Rejecting the argument that Congress intended to go as far as it could to stop any research based on human embryos, the D.C. Circuit Court on Friday cleared the way for the government to continue to pay for research that uses “stem cells” that were previously taken from embryos, so long as new cell lines are not created with federal money.   The creation of a cell line requires the destruction of a human embryo, and that is what Congress has barred from federal funding, the panel ruled in a 2-1 decision in a case that seems likely to go to the Supreme Court.

Research on embryonic stem cells has long been controversial, especially among those who believe that embryos as well as human fetuses should have all the protection of living human beings, but such research has also long been seen as a potential breakthrough toward curing major diseases.  A stem cell line made up of former embryonic tissue can be used to create scores of different kinds of cells, to contribute to the body’s ability to renew and repairs its tissues, and thus aid in medical treament. (A “stem cell” is one of the human body’s maser cells; it has the ability to grow into any one of the body’s more than 200 cell types.)

Beginning in 1996, Congress every year has enacted a flat ban on federal funds either to create a new human embryo, or to do research in which an embryo is destroyed, discarded or injured.  The second part of that ban was at issue in Friday’s Circuit Court decision, and the panel adopted the interpretation the Obama Administration has given to the wording.   As a result, researchers may continue to obtain federal money to pay for work with existing embryonic cell lines, made of materials taken from embryos that had been used in test-tube fertilization efforts.  Such research is ongoing under 2009 guidelines.

During the second Bush Administration, the President permitted federal funding only of stem cell research that was done on already existing cell lines, some 60 in number.  But, when President Obama entered the White House, he lifted that restriction, and allowed federal money to pay for research on embryonic cells created during in vitro fertilization efforts and donated with the consent of individuals who had sought that treatment.  Under guidelines issued in July 2009, such research has been expanding, and a significant number of such projects are now ongoing.

Two scientists who have received federal funding, but who work only with adult stem cells, challenged this expanded research use of embryonic cells as a violation of the congressional ban (which goes by the name of its original sponsors — the so-called “Dickey-Wicker Amendment).  Adult stem cells can be taken from various human organs or tissues, but embryonic stem cells can only be found in human embryos, and can be extracted only by killing the embryo.  They are particularly useful to medical research, because the derived cells can be channeled to grow into any one of 200 cell forms.  The two scientists argued that any research done, after an embryo is killed to produce stem cells, is illegal, because every research effort necessary flows from the original destruction of the embryo.
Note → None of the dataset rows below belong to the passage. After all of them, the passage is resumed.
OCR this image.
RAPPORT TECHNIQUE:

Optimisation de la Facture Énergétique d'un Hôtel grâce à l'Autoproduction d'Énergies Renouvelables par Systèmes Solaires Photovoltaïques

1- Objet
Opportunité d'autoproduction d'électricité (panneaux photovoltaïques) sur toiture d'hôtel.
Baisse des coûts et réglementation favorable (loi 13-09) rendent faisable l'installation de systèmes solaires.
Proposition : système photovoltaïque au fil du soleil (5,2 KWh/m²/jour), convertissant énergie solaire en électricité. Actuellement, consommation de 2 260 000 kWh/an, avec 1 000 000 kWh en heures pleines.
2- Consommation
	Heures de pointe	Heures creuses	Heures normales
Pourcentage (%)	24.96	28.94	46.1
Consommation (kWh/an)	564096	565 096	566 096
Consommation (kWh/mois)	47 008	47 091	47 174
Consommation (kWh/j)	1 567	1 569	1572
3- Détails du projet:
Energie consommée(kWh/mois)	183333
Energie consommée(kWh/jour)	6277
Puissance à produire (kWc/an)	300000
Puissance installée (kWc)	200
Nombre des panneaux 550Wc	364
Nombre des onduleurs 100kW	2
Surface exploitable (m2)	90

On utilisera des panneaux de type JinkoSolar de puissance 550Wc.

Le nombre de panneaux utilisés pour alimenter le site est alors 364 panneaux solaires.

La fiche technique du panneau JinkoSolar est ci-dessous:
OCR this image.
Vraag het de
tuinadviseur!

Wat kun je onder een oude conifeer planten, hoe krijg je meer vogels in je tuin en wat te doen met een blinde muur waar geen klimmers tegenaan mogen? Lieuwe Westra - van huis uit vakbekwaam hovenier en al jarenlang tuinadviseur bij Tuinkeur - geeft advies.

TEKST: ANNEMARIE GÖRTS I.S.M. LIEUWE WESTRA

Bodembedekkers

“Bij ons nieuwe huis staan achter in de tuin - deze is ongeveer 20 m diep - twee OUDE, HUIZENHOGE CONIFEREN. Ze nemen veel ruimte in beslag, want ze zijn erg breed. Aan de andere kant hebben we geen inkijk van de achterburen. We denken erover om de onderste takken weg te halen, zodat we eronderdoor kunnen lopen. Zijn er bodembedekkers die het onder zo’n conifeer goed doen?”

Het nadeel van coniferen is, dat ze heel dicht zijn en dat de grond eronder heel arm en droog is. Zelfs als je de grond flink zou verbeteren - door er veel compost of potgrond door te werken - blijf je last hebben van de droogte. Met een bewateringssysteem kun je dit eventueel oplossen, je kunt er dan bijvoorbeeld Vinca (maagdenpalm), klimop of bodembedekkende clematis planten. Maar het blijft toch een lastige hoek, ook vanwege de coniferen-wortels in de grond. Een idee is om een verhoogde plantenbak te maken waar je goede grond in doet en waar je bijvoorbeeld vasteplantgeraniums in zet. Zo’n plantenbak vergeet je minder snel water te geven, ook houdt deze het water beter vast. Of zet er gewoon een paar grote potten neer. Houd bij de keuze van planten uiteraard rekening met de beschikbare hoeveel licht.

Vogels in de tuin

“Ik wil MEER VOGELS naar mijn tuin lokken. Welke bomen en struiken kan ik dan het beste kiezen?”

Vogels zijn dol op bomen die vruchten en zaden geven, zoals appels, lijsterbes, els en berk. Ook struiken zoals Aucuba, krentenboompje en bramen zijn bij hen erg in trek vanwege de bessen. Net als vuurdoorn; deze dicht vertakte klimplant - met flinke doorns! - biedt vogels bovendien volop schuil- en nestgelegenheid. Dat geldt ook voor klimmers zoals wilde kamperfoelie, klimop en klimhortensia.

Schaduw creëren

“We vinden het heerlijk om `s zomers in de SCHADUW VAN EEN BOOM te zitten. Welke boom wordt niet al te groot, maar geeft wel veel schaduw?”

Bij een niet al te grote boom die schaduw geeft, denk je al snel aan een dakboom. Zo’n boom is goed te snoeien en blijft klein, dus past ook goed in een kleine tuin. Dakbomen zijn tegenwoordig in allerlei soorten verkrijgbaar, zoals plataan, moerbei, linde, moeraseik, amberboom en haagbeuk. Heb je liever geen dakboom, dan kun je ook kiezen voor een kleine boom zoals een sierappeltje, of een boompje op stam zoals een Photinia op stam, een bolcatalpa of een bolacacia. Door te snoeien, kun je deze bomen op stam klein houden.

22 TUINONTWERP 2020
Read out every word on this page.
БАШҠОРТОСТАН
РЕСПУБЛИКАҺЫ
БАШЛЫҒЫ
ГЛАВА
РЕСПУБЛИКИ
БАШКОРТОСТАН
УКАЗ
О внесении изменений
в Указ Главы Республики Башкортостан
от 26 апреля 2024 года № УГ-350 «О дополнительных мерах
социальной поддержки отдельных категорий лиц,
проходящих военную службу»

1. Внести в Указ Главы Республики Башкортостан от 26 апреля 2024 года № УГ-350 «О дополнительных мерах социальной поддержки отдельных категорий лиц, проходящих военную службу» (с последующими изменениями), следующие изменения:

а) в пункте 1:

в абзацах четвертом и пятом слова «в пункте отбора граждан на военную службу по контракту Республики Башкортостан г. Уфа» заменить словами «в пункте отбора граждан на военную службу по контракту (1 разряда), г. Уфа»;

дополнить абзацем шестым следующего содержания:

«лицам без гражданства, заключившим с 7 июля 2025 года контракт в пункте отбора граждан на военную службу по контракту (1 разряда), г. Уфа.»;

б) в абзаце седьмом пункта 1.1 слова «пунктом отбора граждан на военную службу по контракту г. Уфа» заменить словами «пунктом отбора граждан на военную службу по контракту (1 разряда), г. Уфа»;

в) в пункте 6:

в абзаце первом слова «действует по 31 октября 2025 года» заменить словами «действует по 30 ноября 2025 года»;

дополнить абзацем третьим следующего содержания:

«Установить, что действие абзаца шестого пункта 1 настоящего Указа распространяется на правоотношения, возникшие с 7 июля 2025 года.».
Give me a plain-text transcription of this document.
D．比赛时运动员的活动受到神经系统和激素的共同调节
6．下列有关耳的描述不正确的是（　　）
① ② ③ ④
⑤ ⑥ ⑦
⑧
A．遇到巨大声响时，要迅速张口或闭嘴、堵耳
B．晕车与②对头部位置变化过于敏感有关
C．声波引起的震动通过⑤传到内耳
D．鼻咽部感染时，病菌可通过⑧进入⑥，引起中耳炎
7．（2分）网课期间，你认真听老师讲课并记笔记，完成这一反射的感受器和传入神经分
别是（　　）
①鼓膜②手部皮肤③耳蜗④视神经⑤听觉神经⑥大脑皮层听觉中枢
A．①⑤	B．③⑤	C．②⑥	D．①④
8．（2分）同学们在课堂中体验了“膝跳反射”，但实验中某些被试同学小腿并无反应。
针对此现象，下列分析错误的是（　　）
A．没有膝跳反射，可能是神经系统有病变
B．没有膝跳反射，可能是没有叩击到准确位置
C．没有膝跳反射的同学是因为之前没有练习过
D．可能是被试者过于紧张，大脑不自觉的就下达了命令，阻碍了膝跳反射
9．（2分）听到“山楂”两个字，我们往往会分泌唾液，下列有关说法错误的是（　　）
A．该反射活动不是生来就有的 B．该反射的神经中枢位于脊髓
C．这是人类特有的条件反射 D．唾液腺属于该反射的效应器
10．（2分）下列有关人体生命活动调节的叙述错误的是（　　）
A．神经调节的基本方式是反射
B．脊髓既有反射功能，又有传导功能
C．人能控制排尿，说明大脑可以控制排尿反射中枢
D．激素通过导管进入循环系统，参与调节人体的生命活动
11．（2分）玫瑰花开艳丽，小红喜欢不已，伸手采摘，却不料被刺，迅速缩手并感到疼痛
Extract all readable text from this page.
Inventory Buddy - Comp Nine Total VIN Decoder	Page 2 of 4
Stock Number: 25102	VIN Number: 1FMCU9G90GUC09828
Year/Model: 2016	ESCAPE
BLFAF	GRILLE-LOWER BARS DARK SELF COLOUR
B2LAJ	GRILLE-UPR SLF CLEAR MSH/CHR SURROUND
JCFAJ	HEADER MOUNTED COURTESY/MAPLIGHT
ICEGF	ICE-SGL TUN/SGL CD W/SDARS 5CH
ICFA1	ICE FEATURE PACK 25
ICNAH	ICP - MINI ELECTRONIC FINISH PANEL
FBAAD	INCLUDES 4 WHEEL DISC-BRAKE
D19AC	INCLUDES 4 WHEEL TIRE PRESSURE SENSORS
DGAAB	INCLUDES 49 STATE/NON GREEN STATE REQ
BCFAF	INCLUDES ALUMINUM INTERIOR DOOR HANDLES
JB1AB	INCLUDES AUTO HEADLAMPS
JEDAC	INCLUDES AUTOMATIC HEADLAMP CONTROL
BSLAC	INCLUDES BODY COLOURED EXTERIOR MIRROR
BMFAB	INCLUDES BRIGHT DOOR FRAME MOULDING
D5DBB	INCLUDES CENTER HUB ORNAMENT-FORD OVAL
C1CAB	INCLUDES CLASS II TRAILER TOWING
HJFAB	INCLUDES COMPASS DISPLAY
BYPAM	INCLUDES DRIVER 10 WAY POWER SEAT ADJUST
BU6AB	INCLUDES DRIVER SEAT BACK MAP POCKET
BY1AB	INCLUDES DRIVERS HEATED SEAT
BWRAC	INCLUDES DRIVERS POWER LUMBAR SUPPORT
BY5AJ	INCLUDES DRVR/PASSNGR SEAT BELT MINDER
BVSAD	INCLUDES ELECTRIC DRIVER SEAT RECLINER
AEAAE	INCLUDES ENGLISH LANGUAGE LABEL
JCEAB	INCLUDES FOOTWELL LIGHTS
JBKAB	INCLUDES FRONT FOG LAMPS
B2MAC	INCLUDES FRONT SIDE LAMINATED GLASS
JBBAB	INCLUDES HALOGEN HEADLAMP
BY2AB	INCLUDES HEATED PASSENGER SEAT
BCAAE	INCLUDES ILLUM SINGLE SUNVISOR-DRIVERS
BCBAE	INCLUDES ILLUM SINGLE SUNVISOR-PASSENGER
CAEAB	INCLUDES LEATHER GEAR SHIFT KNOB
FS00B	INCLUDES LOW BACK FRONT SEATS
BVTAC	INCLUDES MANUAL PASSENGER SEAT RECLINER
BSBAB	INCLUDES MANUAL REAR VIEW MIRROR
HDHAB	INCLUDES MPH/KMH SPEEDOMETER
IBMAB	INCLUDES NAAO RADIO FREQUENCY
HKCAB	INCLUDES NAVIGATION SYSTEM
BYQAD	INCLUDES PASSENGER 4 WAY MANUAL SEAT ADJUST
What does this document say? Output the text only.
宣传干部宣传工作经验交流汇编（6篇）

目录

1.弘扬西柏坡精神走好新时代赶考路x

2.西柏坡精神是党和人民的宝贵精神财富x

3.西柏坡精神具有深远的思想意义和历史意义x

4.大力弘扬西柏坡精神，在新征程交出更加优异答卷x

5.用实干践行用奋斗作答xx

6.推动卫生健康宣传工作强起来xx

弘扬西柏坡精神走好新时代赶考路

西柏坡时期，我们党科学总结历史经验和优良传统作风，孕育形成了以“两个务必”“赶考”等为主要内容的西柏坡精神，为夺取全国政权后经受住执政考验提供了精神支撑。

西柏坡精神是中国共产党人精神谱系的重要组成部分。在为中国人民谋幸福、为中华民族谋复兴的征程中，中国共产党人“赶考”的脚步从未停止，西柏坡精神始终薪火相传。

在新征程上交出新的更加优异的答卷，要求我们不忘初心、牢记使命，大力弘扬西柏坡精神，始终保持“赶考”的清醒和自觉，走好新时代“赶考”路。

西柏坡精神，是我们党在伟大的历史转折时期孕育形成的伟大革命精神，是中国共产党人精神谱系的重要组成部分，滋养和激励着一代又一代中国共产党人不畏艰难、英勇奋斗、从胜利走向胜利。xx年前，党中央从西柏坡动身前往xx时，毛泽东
A federal judge embraced that challenge, and issued an order to stop the ongoing projects permitted by President Obama.  The Circuit Court put that ruling on hold, however, while it considered the government’s appeal.  In its new ruling, written by Circuit Judge Douglas H. Ginsburg and joined by Circuit Judge Thomas P. Griffith, the panel decided that the two scientists are not entitled to a preliminary injunction to stop the research.   Circuit Judge Karen LeCraft Henderson dissented, arguing that Congress has meant to forbid use of federal money to pay for any embryo-related research.

What the language Congress has used since 1996 targeted, the majority ruled, is only the original act of destroying the embryo to obtain material that can then develop into a cell line for research on human diseases.  The act of “derivation” of the material at the outset, the majority found, was separate from the use made of the resulting materials in a cell line.  Congress, that opinion said, used the present tense to say what activity it was forbidding, so it did not mean to ban research based on materials derived from embryos previously.

The ruling was a reaction only to the Dickey-Wicker Amendment as written (that is, it was a ruling involving a facial challenge to the words chosen by Congress), not to funding as a practical matter of any particular funding of any specific project.  The Court said the language of the law was sufficiently unclear that the Court was obliged to accept the view of the Administration, if that did not actually violate the Amendment.  It found the Obama policy consistent with the Amendment.

The two scientists who filed the challenge — Drs. James Sherley and Theresa Deisher — now have the option of seeking en banc — that is, full Circuit Court — review of the Circuit panel decision, or of seeking review in the Supreme Court (now, or after any en banc request is decided).